There’s no doubt that Hans Hermann Groër,whom John Paul II appointed archbishop of Vienna against the advice of everyone, including Cardinal Franz König who was primarily responsible for Wojtyla’s own election to the papacy, should have been expelled from the College of Cardinals and stripped of the priesthood as a repeat sexual abuser of under-age seminarians. But he got away with resignation as archbishop and retirement to a life of prayer. No civil charges were laid against him because of an Austrian statute of limitations. In contrast Cardinal Keith O’Brien had the decency to resign in 2013 as archbishop of St Andrews and Edinburgh and retire entirely from active ministry after media revelations about his adult relationships with seminarians and priests.

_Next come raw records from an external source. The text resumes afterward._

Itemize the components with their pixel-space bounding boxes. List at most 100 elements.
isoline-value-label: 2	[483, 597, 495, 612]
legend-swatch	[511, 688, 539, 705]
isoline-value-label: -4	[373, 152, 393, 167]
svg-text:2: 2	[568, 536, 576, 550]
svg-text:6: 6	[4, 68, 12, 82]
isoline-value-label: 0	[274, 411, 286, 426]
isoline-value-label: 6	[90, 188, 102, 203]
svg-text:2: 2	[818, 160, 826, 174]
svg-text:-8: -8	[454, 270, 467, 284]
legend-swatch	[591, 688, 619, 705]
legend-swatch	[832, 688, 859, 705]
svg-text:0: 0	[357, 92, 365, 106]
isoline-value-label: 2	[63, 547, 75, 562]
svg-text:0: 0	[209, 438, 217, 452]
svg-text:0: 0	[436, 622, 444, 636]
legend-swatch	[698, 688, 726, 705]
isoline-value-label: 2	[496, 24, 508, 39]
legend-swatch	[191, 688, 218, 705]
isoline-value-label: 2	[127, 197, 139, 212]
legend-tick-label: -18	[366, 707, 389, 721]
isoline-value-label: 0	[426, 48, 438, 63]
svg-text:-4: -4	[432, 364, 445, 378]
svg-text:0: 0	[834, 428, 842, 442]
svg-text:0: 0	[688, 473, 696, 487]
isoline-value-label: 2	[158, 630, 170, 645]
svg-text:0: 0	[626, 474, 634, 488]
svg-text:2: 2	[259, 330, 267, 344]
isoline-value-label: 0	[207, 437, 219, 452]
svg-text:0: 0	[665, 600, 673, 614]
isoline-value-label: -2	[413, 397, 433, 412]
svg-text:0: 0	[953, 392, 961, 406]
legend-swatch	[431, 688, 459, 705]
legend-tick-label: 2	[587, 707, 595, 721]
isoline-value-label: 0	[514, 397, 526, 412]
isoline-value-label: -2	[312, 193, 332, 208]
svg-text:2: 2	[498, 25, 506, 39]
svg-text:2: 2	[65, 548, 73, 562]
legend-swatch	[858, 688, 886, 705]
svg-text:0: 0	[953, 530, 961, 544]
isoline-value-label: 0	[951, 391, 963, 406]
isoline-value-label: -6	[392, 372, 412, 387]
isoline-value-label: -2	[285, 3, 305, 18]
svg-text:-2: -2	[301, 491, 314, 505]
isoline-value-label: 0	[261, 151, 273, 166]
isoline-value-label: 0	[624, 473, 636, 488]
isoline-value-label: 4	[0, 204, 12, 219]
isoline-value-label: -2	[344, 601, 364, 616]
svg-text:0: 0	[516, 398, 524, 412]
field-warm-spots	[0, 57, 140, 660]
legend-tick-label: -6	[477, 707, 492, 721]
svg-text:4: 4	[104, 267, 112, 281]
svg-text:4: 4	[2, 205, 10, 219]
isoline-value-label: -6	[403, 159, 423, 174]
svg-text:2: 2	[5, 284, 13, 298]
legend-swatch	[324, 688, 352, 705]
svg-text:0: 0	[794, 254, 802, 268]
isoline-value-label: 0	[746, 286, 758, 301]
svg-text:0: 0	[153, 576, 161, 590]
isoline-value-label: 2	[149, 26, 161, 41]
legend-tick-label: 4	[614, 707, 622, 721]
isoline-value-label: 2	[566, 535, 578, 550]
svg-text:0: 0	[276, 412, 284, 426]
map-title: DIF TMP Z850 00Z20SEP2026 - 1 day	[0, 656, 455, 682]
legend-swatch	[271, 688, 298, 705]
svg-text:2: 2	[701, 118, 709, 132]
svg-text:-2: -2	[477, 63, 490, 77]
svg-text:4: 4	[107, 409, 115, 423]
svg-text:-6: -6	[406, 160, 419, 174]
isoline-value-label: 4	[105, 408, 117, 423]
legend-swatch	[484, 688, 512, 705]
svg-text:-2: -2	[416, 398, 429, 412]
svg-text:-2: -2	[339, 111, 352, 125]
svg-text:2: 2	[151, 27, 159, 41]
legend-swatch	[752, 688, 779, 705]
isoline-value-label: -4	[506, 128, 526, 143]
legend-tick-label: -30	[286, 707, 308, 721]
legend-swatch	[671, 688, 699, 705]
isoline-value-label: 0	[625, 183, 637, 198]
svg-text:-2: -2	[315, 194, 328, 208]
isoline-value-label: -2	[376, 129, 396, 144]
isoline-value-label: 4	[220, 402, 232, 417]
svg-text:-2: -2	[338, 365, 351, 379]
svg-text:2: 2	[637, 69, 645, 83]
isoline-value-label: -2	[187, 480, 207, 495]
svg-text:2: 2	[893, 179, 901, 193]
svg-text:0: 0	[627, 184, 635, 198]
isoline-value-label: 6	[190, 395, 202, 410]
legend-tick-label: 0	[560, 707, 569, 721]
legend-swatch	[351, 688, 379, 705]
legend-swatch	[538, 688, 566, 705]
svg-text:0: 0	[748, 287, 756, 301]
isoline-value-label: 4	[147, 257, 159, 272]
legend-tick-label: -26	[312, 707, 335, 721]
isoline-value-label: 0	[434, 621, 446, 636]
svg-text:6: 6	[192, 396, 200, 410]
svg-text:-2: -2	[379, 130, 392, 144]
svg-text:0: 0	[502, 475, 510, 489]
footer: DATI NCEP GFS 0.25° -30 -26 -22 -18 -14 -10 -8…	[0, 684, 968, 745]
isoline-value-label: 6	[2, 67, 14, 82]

What is significant is that none of these men were charged by police. Except for O’Brien, all arose from internal church investigations. This is why the Pell case challenges the Vatican in an entirely different way; rather than with the church, it all began with the Victorian police and criminal charges. This is a whole new scenario for Pope Francis and the Congregation for the Doctrine of the Faith (CDF), the Vatican department that handles such cases.
And the simple truth is that they don’t know what to do because they’ve never faced this situation before. There is a sense in which they’re playing for time, hoping that a solution might emerge from Australia, like Pell being found innocent by the High Court. As Bruni says: “The CDF is awaiting the outcome of the ongoing proceedings and the conclusion of the appellate process prior to [the CDF] taking up the case.” However, as the McCarrick case shows, if Pope Francis becomes convinced of Pell’s guilt, he will act decisively. So, while Australians are understandably impatient with all of this, the Vatican will eventually be forced to act when Pell runs out of appeal options. The High Court is his last chance and while legal opinion is divided, the experts to whom I’ve spoken feel that it is unlikely he will get leave to appeal.
Pope Francis and the Vatican need to know that Australian Catholics have lost patience. We need a decision sooner rather than later. We need to be assured that the Pell era is finally over.
Paul Collins is a Catholic commentator and church historian.